Una de las características más útiles e importantes del marketing consiste en poder planificar, con bastante garantía de éxito, el futuro de nuestra empresa, basándonos para ello en las respuestas que ofrezcamos a las demandas del mercado, ya hemos dicho que el entorno en el que nos posicionamos cambia y evoluciona constantemente, el éxito de nuestra empresa dependerá, en gran parte, de nuestra capacidad de adaptación y anticipación a estos cambios. Debemos ser capaces de comprender en qué medida y de qué forma los cambios futuros que experimentará el mercado afectarán a nuestra empresa y de establecer las estrategias más adecuadas para aprovecharlos al máximo en nuestro beneficio.

Por tanto, el marketing estratégico busca conocer las necesidades actuales y futuras de nuestros clientes, localizar nuevos nichos de mercado, identificar segmentos de mercado potenciales, valorar el potencial e interés de esos mercados, orientar a la empresa en busca de esas oportunidades y diseñar un plan de actuación que consiga los objetivos buscados. En este sentido y motivado porque las compañías actualmente se mueven en un mercado altamente competitivo se requiere, por tanto, del análisis continuo de las diferentes variables del DAFO, no sólo de nuestra empresa sino también de la competencia en el mercado. En este contexto las empresas en función de sus recursos y capacidades deberán formular las correspondientes estrategias de marketing que les permitan adaptarse a dicho entorno y adquirir ventaja a la competencia.

Así pues, el marketing estratégico es indispensable para que la empresa pueda, no sólo sobrevivir, sino posicionarse en un lugar destacado en el futuro.

Pero la realidad creemos que nos indica lo contrario, ya que el sentido común parece no abundar en grandes dosis en el mundo de los negocios, por ello no nos debe extrañar que tan sólo el 25 por 100 de los planes estratégicos aportados por las empresas son los que se llevan a buen término.

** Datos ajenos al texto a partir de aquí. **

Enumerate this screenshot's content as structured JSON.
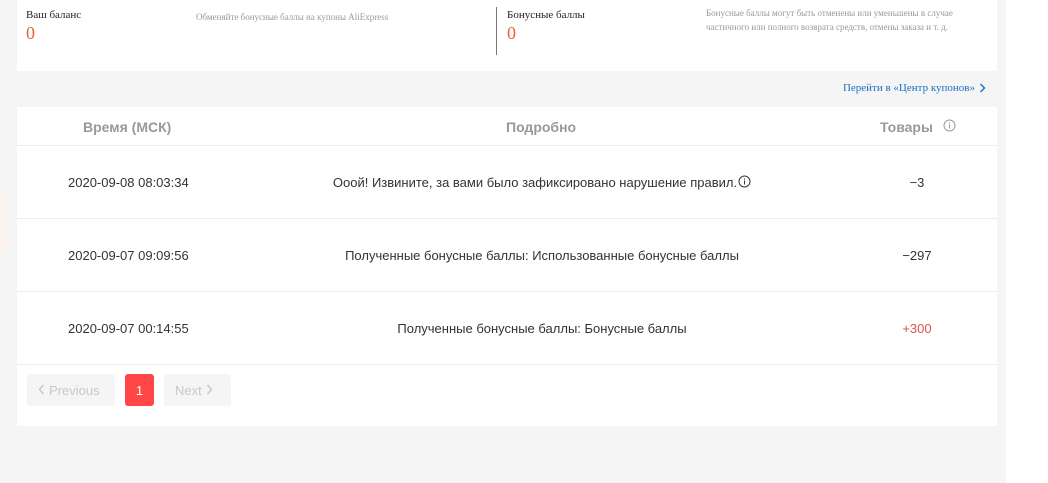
{
  "balance": {
    "your_balance_label": "Ваш баланс",
    "your_balance_value": "0",
    "exchange_note": "Обменяйте бонусные баллы на купоны AliExpress",
    "bonus_points_label": "Бонусные баллы",
    "bonus_points_value": "0",
    "bonus_note_line1": "Бонусные баллы могут быть отменены или уменьшены в случае",
    "bonus_note_line2": "частичного или полного возврата средств, отмены заказа и т. д."
  },
  "coupon_center": {
    "link_label": "Перейти в «Центр купонов»"
  },
  "table": {
    "headers": {
      "time": "Время (МСК)",
      "details": "Подробно",
      "goods": "Товары"
    },
    "rows": [
      {
        "time": "2020-09-08 08:03:34",
        "detail": "Ооой! Извините, за вами было зафиксировано нарушение правил.",
        "amount": "−3"
      },
      {
        "time": "2020-09-07 09:09:56",
        "detail": "Полученные бонусные баллы: Использованные бонусные баллы",
        "amount": "−297"
      },
      {
        "time": "2020-09-07 00:14:55",
        "detail": "Полученные бонусные баллы: Бонусные баллы",
        "amount": "+300"
      }
    ]
  },
  "pagination": {
    "previous_label": "Previous",
    "current_page": "1",
    "next_label": "Next"
  },
  "colors": {
    "accent_orange": "#e8632b",
    "link_blue": "#1a6fc4",
    "active_page_red": "#ff4747",
    "positive_red": "#d9534f"
  },
  "icons": {
    "info": "info-circle-icon",
    "chevron_right": "chevron-right-icon",
    "chevron_left": "chevron-left-icon"
  }
}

Responder con éxito al interrogante, «¿disponemos de una estrategia de futuro?», parece ser que es difícil, ya que independientemente de que no todas las empresas se lo plantean, tiene el inconveniente de su puesta en práctica. Por ello, una de las mayores preocupaciones de los estrategas corporativos es encontrar el camino más rápido y seguro hacia la creación de valor, entendido no sólo como un resultado que beneficie a los accionistas de la compañía, sino como algo capaz de satisfacer y fidelizar a los clientes, empleados y proveedores.